Oakes is also the President of the Apologetics Research Society, a California non-profit corporation, which runs an apologetics website and organizes an annual apologetics conference. He often delivers talks on God, Science and the Bible; History, Archaeology and the Bible; Messianic Prophecies; Daniel, Prophet to the Nations; From Shadow to Reality; How We Got the Bible; Jesus: Man, Myth or Messiah?; The Bible, From God or Man?: The Problem of Pain and Suffering; Church History; Old Testament Survey; The Book of Hebrews; Response to The God Delusion; Christian World View; World Religions; Induction, Deduction and Revelation: Knowing God's Will; History of Baptism: Into Christ; and Eldership: Qualities or Qualifications?

==Works by Oakes==
- Is There a God? Questions of Science and the Bible, Illumination Publishers International, Spring Texas, 1999.

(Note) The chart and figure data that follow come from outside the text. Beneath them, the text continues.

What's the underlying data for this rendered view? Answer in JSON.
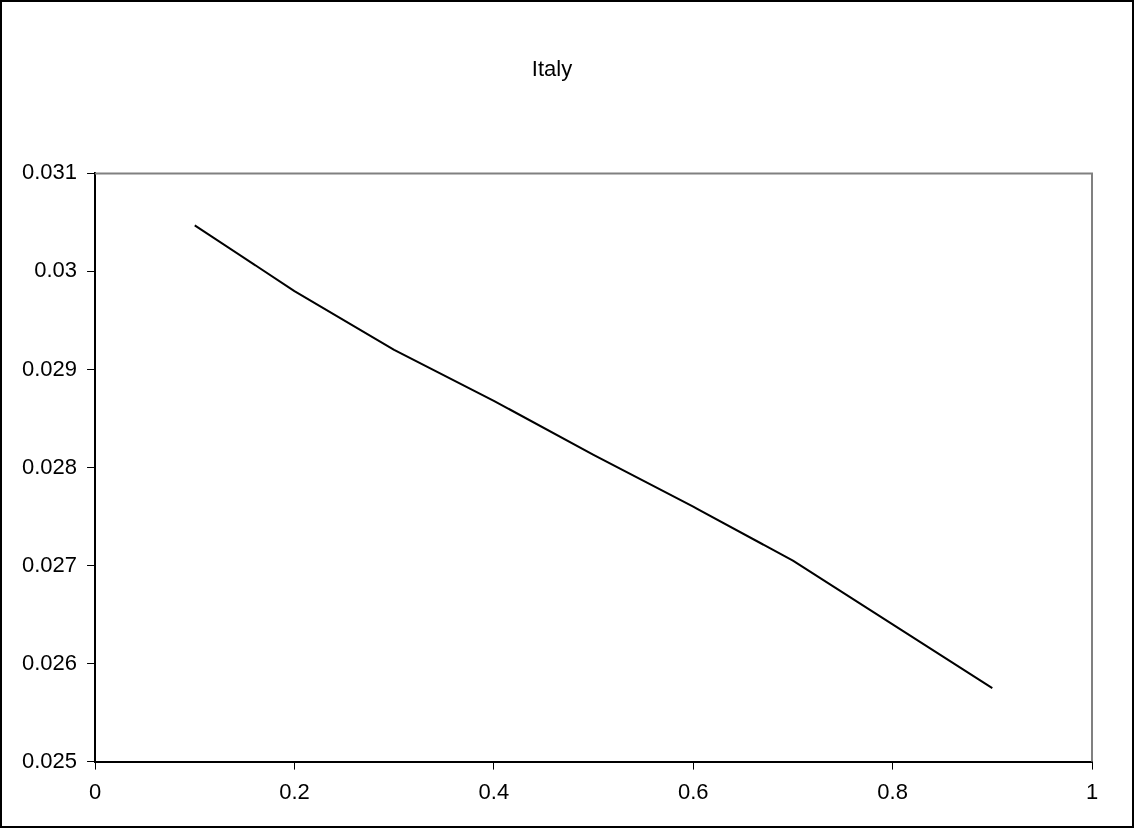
{
  "chart_data": {
    "type": "line",
    "title": "Italy",
    "x": [
      0.1,
      0.2,
      0.3,
      0.4,
      0.5,
      0.6,
      0.7,
      0.8,
      0.9
    ],
    "series": [
      {
        "color": "#000000",
        "values": [
          0.03047,
          0.0298,
          0.0292,
          0.02868,
          0.02813,
          0.0276,
          0.02705,
          0.0264,
          0.02575
        ]
      }
    ],
    "xlim": [
      0,
      1
    ],
    "xticks": [
      0,
      0.2,
      0.4,
      0.6,
      0.8,
      1
    ],
    "ylim": [
      0.025,
      0.031
    ],
    "yticks": [
      0.025,
      0.026,
      0.027,
      0.028,
      0.029,
      0.03,
      0.031
    ],
    "grid": false,
    "legend": false,
    "marker": "none",
    "line_style": "solid"
  }
}
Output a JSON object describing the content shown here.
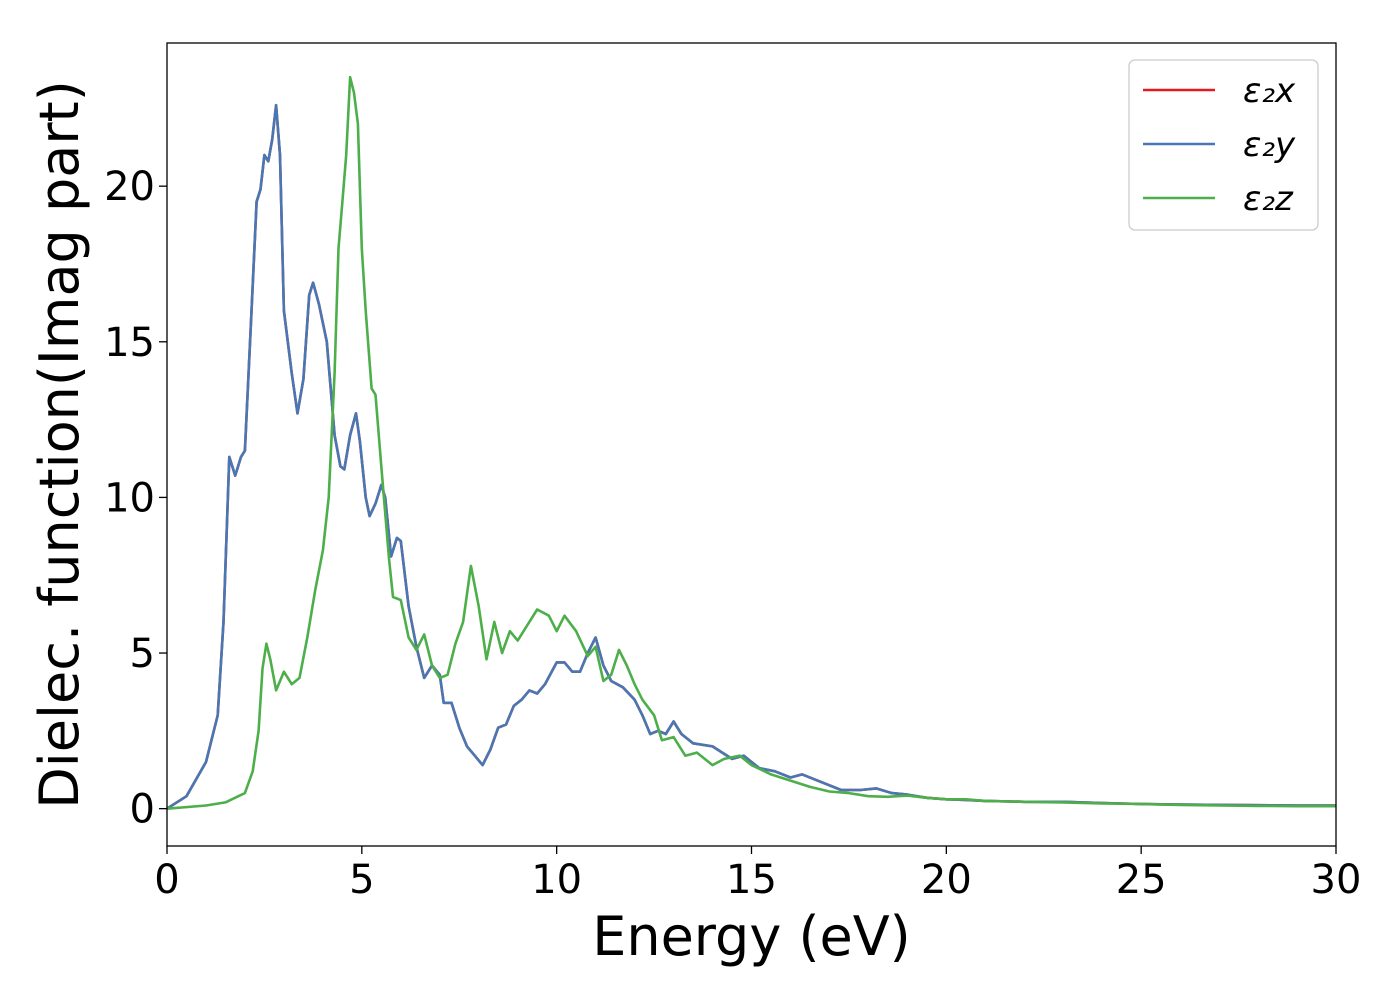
{
  "chart_data": {
    "type": "line",
    "title": "",
    "xlabel": "Energy (eV)",
    "ylabel": "Dielec. function(Imag part)",
    "xlim": [
      0,
      30
    ],
    "ylim": [
      -1.2,
      24.6
    ],
    "xticks": [
      "0",
      "5",
      "10",
      "15",
      "20",
      "25",
      "30"
    ],
    "yticks": [
      "0",
      "5",
      "10",
      "15",
      "20"
    ],
    "grid": false,
    "legend_position": "top-right",
    "series": [
      {
        "name": "ε₂x",
        "color": "#e41a1c",
        "points": [
          [
            0,
            0
          ],
          [
            0.5,
            0.4
          ],
          [
            1.0,
            1.5
          ],
          [
            1.3,
            3.0
          ],
          [
            1.45,
            6.0
          ],
          [
            1.6,
            11.3
          ],
          [
            1.75,
            10.7
          ],
          [
            1.9,
            11.3
          ],
          [
            2.0,
            11.5
          ],
          [
            2.15,
            15.5
          ],
          [
            2.3,
            19.5
          ],
          [
            2.4,
            19.9
          ],
          [
            2.5,
            21.0
          ],
          [
            2.6,
            20.8
          ],
          [
            2.7,
            21.5
          ],
          [
            2.8,
            22.6
          ],
          [
            2.9,
            21.0
          ],
          [
            3.0,
            16.0
          ],
          [
            3.2,
            14.0
          ],
          [
            3.35,
            12.7
          ],
          [
            3.5,
            13.8
          ],
          [
            3.65,
            16.5
          ],
          [
            3.75,
            16.9
          ],
          [
            3.9,
            16.2
          ],
          [
            4.1,
            15.0
          ],
          [
            4.3,
            12.0
          ],
          [
            4.45,
            11.0
          ],
          [
            4.55,
            10.9
          ],
          [
            4.7,
            12.0
          ],
          [
            4.85,
            12.7
          ],
          [
            4.95,
            11.8
          ],
          [
            5.1,
            10.0
          ],
          [
            5.2,
            9.4
          ],
          [
            5.35,
            9.8
          ],
          [
            5.5,
            10.4
          ],
          [
            5.6,
            10.0
          ],
          [
            5.75,
            8.1
          ],
          [
            5.9,
            8.7
          ],
          [
            6.0,
            8.6
          ],
          [
            6.2,
            6.5
          ],
          [
            6.4,
            5.2
          ],
          [
            6.6,
            4.2
          ],
          [
            6.8,
            4.6
          ],
          [
            7.0,
            4.3
          ],
          [
            7.1,
            3.4
          ],
          [
            7.3,
            3.4
          ],
          [
            7.5,
            2.6
          ],
          [
            7.7,
            2.0
          ],
          [
            7.9,
            1.7
          ],
          [
            8.1,
            1.4
          ],
          [
            8.3,
            1.9
          ],
          [
            8.5,
            2.6
          ],
          [
            8.7,
            2.7
          ],
          [
            8.9,
            3.3
          ],
          [
            9.1,
            3.5
          ],
          [
            9.3,
            3.8
          ],
          [
            9.5,
            3.7
          ],
          [
            9.7,
            4.0
          ],
          [
            10.0,
            4.7
          ],
          [
            10.2,
            4.7
          ],
          [
            10.4,
            4.4
          ],
          [
            10.6,
            4.4
          ],
          [
            10.8,
            5.0
          ],
          [
            11.0,
            5.5
          ],
          [
            11.2,
            4.6
          ],
          [
            11.4,
            4.1
          ],
          [
            11.7,
            3.9
          ],
          [
            12.0,
            3.5
          ],
          [
            12.2,
            3.0
          ],
          [
            12.4,
            2.4
          ],
          [
            12.6,
            2.5
          ],
          [
            12.8,
            2.4
          ],
          [
            13.0,
            2.8
          ],
          [
            13.2,
            2.4
          ],
          [
            13.5,
            2.1
          ],
          [
            14.0,
            2.0
          ],
          [
            14.5,
            1.6
          ],
          [
            14.8,
            1.7
          ],
          [
            15.2,
            1.3
          ],
          [
            15.6,
            1.2
          ],
          [
            16.0,
            1.0
          ],
          [
            16.3,
            1.1
          ],
          [
            16.8,
            0.85
          ],
          [
            17.3,
            0.6
          ],
          [
            17.8,
            0.6
          ],
          [
            18.2,
            0.65
          ],
          [
            18.6,
            0.5
          ],
          [
            19.0,
            0.45
          ],
          [
            19.5,
            0.35
          ],
          [
            20.0,
            0.3
          ],
          [
            20.5,
            0.28
          ],
          [
            21.0,
            0.25
          ],
          [
            22.0,
            0.22
          ],
          [
            23.0,
            0.22
          ],
          [
            24.0,
            0.18
          ],
          [
            25.0,
            0.15
          ],
          [
            26.0,
            0.13
          ],
          [
            27.0,
            0.12
          ],
          [
            28.0,
            0.11
          ],
          [
            29.0,
            0.1
          ],
          [
            30.0,
            0.1
          ]
        ]
      },
      {
        "name": "ε₂y",
        "color": "#4878b4",
        "points": [
          [
            0,
            0
          ],
          [
            0.5,
            0.4
          ],
          [
            1.0,
            1.5
          ],
          [
            1.3,
            3.0
          ],
          [
            1.45,
            6.0
          ],
          [
            1.6,
            11.3
          ],
          [
            1.75,
            10.7
          ],
          [
            1.9,
            11.3
          ],
          [
            2.0,
            11.5
          ],
          [
            2.15,
            15.5
          ],
          [
            2.3,
            19.5
          ],
          [
            2.4,
            19.9
          ],
          [
            2.5,
            21.0
          ],
          [
            2.6,
            20.8
          ],
          [
            2.7,
            21.5
          ],
          [
            2.8,
            22.6
          ],
          [
            2.9,
            21.0
          ],
          [
            3.0,
            16.0
          ],
          [
            3.2,
            14.0
          ],
          [
            3.35,
            12.7
          ],
          [
            3.5,
            13.8
          ],
          [
            3.65,
            16.5
          ],
          [
            3.75,
            16.9
          ],
          [
            3.9,
            16.2
          ],
          [
            4.1,
            15.0
          ],
          [
            4.3,
            12.0
          ],
          [
            4.45,
            11.0
          ],
          [
            4.55,
            10.9
          ],
          [
            4.7,
            12.0
          ],
          [
            4.85,
            12.7
          ],
          [
            4.95,
            11.8
          ],
          [
            5.1,
            10.0
          ],
          [
            5.2,
            9.4
          ],
          [
            5.35,
            9.8
          ],
          [
            5.5,
            10.4
          ],
          [
            5.6,
            10.0
          ],
          [
            5.75,
            8.1
          ],
          [
            5.9,
            8.7
          ],
          [
            6.0,
            8.6
          ],
          [
            6.2,
            6.5
          ],
          [
            6.4,
            5.2
          ],
          [
            6.6,
            4.2
          ],
          [
            6.8,
            4.6
          ],
          [
            7.0,
            4.3
          ],
          [
            7.1,
            3.4
          ],
          [
            7.3,
            3.4
          ],
          [
            7.5,
            2.6
          ],
          [
            7.7,
            2.0
          ],
          [
            7.9,
            1.7
          ],
          [
            8.1,
            1.4
          ],
          [
            8.3,
            1.9
          ],
          [
            8.5,
            2.6
          ],
          [
            8.7,
            2.7
          ],
          [
            8.9,
            3.3
          ],
          [
            9.1,
            3.5
          ],
          [
            9.3,
            3.8
          ],
          [
            9.5,
            3.7
          ],
          [
            9.7,
            4.0
          ],
          [
            10.0,
            4.7
          ],
          [
            10.2,
            4.7
          ],
          [
            10.4,
            4.4
          ],
          [
            10.6,
            4.4
          ],
          [
            10.8,
            5.0
          ],
          [
            11.0,
            5.5
          ],
          [
            11.2,
            4.6
          ],
          [
            11.4,
            4.1
          ],
          [
            11.7,
            3.9
          ],
          [
            12.0,
            3.5
          ],
          [
            12.2,
            3.0
          ],
          [
            12.4,
            2.4
          ],
          [
            12.6,
            2.5
          ],
          [
            12.8,
            2.4
          ],
          [
            13.0,
            2.8
          ],
          [
            13.2,
            2.4
          ],
          [
            13.5,
            2.1
          ],
          [
            14.0,
            2.0
          ],
          [
            14.5,
            1.6
          ],
          [
            14.8,
            1.7
          ],
          [
            15.2,
            1.3
          ],
          [
            15.6,
            1.2
          ],
          [
            16.0,
            1.0
          ],
          [
            16.3,
            1.1
          ],
          [
            16.8,
            0.85
          ],
          [
            17.3,
            0.6
          ],
          [
            17.8,
            0.6
          ],
          [
            18.2,
            0.65
          ],
          [
            18.6,
            0.5
          ],
          [
            19.0,
            0.45
          ],
          [
            19.5,
            0.35
          ],
          [
            20.0,
            0.3
          ],
          [
            20.5,
            0.28
          ],
          [
            21.0,
            0.25
          ],
          [
            22.0,
            0.22
          ],
          [
            23.0,
            0.22
          ],
          [
            24.0,
            0.18
          ],
          [
            25.0,
            0.15
          ],
          [
            26.0,
            0.13
          ],
          [
            27.0,
            0.12
          ],
          [
            28.0,
            0.11
          ],
          [
            29.0,
            0.1
          ],
          [
            30.0,
            0.1
          ]
        ]
      },
      {
        "name": "ε₂z",
        "color": "#4daf4a",
        "points": [
          [
            0,
            0
          ],
          [
            1.0,
            0.1
          ],
          [
            1.5,
            0.2
          ],
          [
            2.0,
            0.5
          ],
          [
            2.2,
            1.2
          ],
          [
            2.35,
            2.5
          ],
          [
            2.45,
            4.5
          ],
          [
            2.55,
            5.3
          ],
          [
            2.65,
            4.8
          ],
          [
            2.8,
            3.8
          ],
          [
            3.0,
            4.4
          ],
          [
            3.2,
            4.0
          ],
          [
            3.4,
            4.2
          ],
          [
            3.6,
            5.5
          ],
          [
            3.8,
            7.0
          ],
          [
            4.0,
            8.3
          ],
          [
            4.15,
            10.0
          ],
          [
            4.3,
            14.0
          ],
          [
            4.4,
            18.0
          ],
          [
            4.5,
            19.5
          ],
          [
            4.6,
            21.0
          ],
          [
            4.7,
            23.5
          ],
          [
            4.8,
            23.0
          ],
          [
            4.9,
            22.0
          ],
          [
            5.0,
            18.0
          ],
          [
            5.1,
            16.0
          ],
          [
            5.25,
            13.5
          ],
          [
            5.35,
            13.3
          ],
          [
            5.5,
            11.0
          ],
          [
            5.6,
            9.5
          ],
          [
            5.7,
            8.0
          ],
          [
            5.8,
            6.8
          ],
          [
            6.0,
            6.7
          ],
          [
            6.2,
            5.5
          ],
          [
            6.4,
            5.1
          ],
          [
            6.6,
            5.6
          ],
          [
            6.8,
            4.6
          ],
          [
            7.0,
            4.2
          ],
          [
            7.2,
            4.3
          ],
          [
            7.4,
            5.3
          ],
          [
            7.6,
            6.0
          ],
          [
            7.8,
            7.8
          ],
          [
            8.0,
            6.5
          ],
          [
            8.2,
            4.8
          ],
          [
            8.4,
            6.0
          ],
          [
            8.6,
            5.0
          ],
          [
            8.8,
            5.7
          ],
          [
            9.0,
            5.4
          ],
          [
            9.2,
            5.8
          ],
          [
            9.5,
            6.4
          ],
          [
            9.8,
            6.2
          ],
          [
            10.0,
            5.7
          ],
          [
            10.2,
            6.2
          ],
          [
            10.5,
            5.7
          ],
          [
            10.8,
            4.9
          ],
          [
            11.0,
            5.2
          ],
          [
            11.2,
            4.1
          ],
          [
            11.4,
            4.3
          ],
          [
            11.6,
            5.1
          ],
          [
            11.8,
            4.6
          ],
          [
            12.0,
            4.0
          ],
          [
            12.2,
            3.5
          ],
          [
            12.5,
            3.0
          ],
          [
            12.7,
            2.2
          ],
          [
            13.0,
            2.3
          ],
          [
            13.3,
            1.7
          ],
          [
            13.6,
            1.8
          ],
          [
            14.0,
            1.4
          ],
          [
            14.3,
            1.6
          ],
          [
            14.7,
            1.7
          ],
          [
            15.0,
            1.4
          ],
          [
            15.5,
            1.1
          ],
          [
            16.0,
            0.9
          ],
          [
            16.5,
            0.7
          ],
          [
            17.0,
            0.55
          ],
          [
            17.5,
            0.5
          ],
          [
            18.0,
            0.4
          ],
          [
            18.5,
            0.38
          ],
          [
            19.0,
            0.42
          ],
          [
            19.5,
            0.35
          ],
          [
            20.0,
            0.3
          ],
          [
            20.5,
            0.3
          ],
          [
            21.0,
            0.25
          ],
          [
            22.0,
            0.22
          ],
          [
            23.0,
            0.2
          ],
          [
            24.0,
            0.17
          ],
          [
            25.0,
            0.15
          ],
          [
            26.0,
            0.12
          ],
          [
            27.0,
            0.1
          ],
          [
            28.0,
            0.09
          ],
          [
            29.0,
            0.08
          ],
          [
            30.0,
            0.08
          ]
        ]
      }
    ]
  }
}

- Daniel, Prophet to the Nations, Illumination Publishers International, Spring Texas, 2000.
- Reasons for Belief: A Handbook of Christian Evidences, Illumination Publishers International, Spring Texas, 2001.
- From Shadow to Reality, Illumination Publishers International, Spring Texas, 2005.
- That You May Believe, Illumination Publishers International, Spring Texas, 2007. (co-written with David Eastman)
- Field Manual for Christian Apologetics, Illumination Publishers International, Spring Texas, 2011.
- Mormonism: What Does the Evidence and Testimony Reveal?, Illumination Publishers International, Spring Texas, 2012. (co-written with Douglas Jacoby)
- The Christian Story (Finding the Church in Church History), Illumination Publishers International, Spring Texas, 2012.
- Golden Rule Membership, Illumination Publishers International, Spring Texas, 2014.